On my VERY FIRST MORNING FILLING IN ON A CAPITAL CITY’S NUMBER ONE RATING RADIO STATION BREAKFAST SHOW, I found myself blocked in, and I didn’t know whose car it was. I was so upset that I was at risk of screwing up one of the greatest career opportunities I had ever been given, I did the only thing I could think of: I honked my horn.
Well, “honk” isn’t really the right word. To describe it more accurately: I hoooooooooooooooooooooooooooooooooooooooooooooooooooonked it. It was about forty-five seconds of long, continuous honk, at 4:15am. And 1981 Commodores do not have pretty sounding horns.
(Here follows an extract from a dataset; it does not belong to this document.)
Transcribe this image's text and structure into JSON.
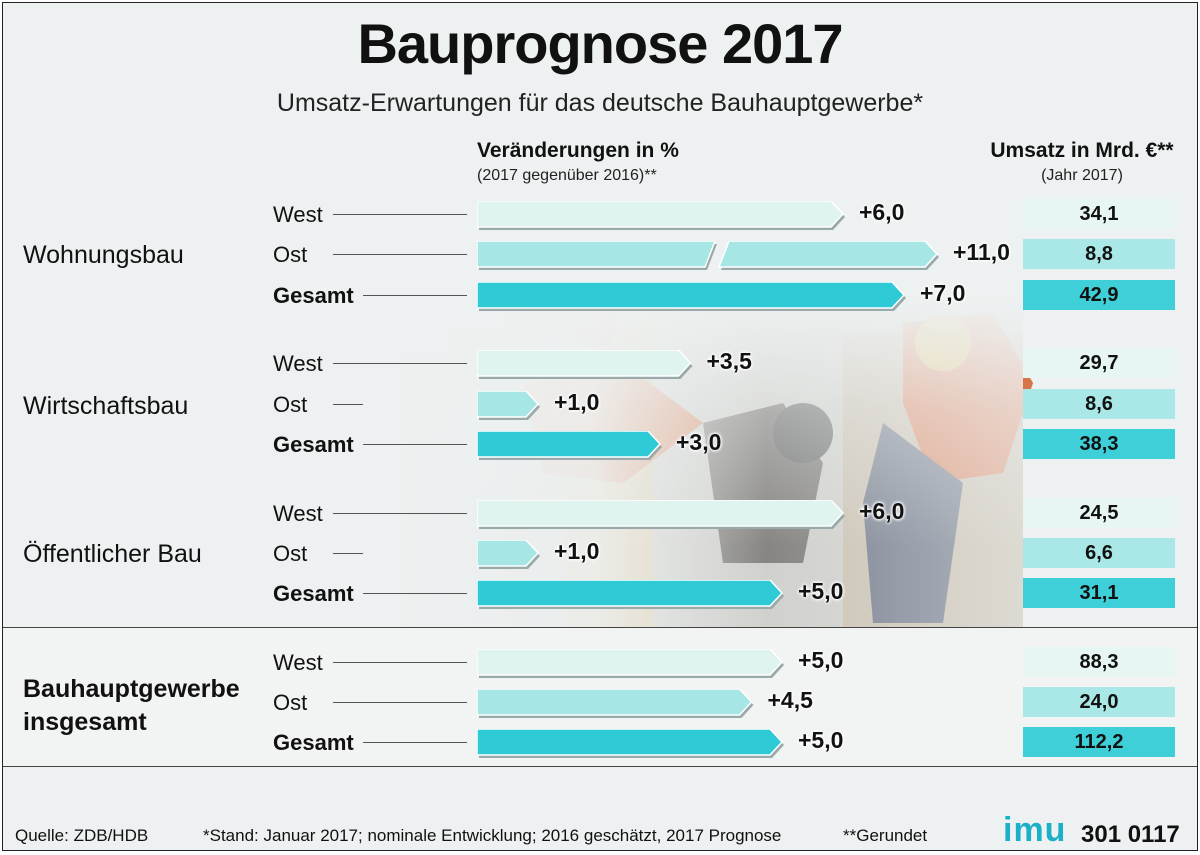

My entire life, I have endeavoured to be good. To not be mean, or demanding, or troublesome. But for those forty-five seconds, I was a total fuckbag.
If you accept that previous sentence is true, then what followed was a complete cock-up on the universe’s part: the only person awoken by my fuckbag honking was the very person whose car it was. He opened their apartment door, saw the situation, and immediately without a word, moved their car. Not a single person in the building ever once admonished me for the honking. It wasn’t even acknowledged. But for as long as I lived at The Tuscan Quarter, no one ever parked me in again. So, essentially, being a fuckbag got me exactly what I wanted.
I wish I’d been smart enough to take that lesson to heart. I could be a magnificently wealthy, successful, feared and respected fuckbag by now.
*While Sarah and I were a duo, “The Hot Tin Roof” was always a trio, because neither of us ever learnt how to actually panel the studio desk. We needed an anchor. The upshot of this is every other announcer on B105’s payroll was lumped with us at least once, tasked with doing all the stuff we had no idea how to do, like pressing buttons and telling the time. Over two years, we were “The Hot Tin Roof with Chris, Sarah and…” Matt, Buggy, Jordo, Deano, JP, Kez, Whippy and Lowie. (Yes, I had a favourite. No, I won’t tell you who.) Of these TEN people, only three still work in radio, and none of those three work in regular on air roles, which I think makes The Hot Tin Roof the Ted McGinley of radio shows.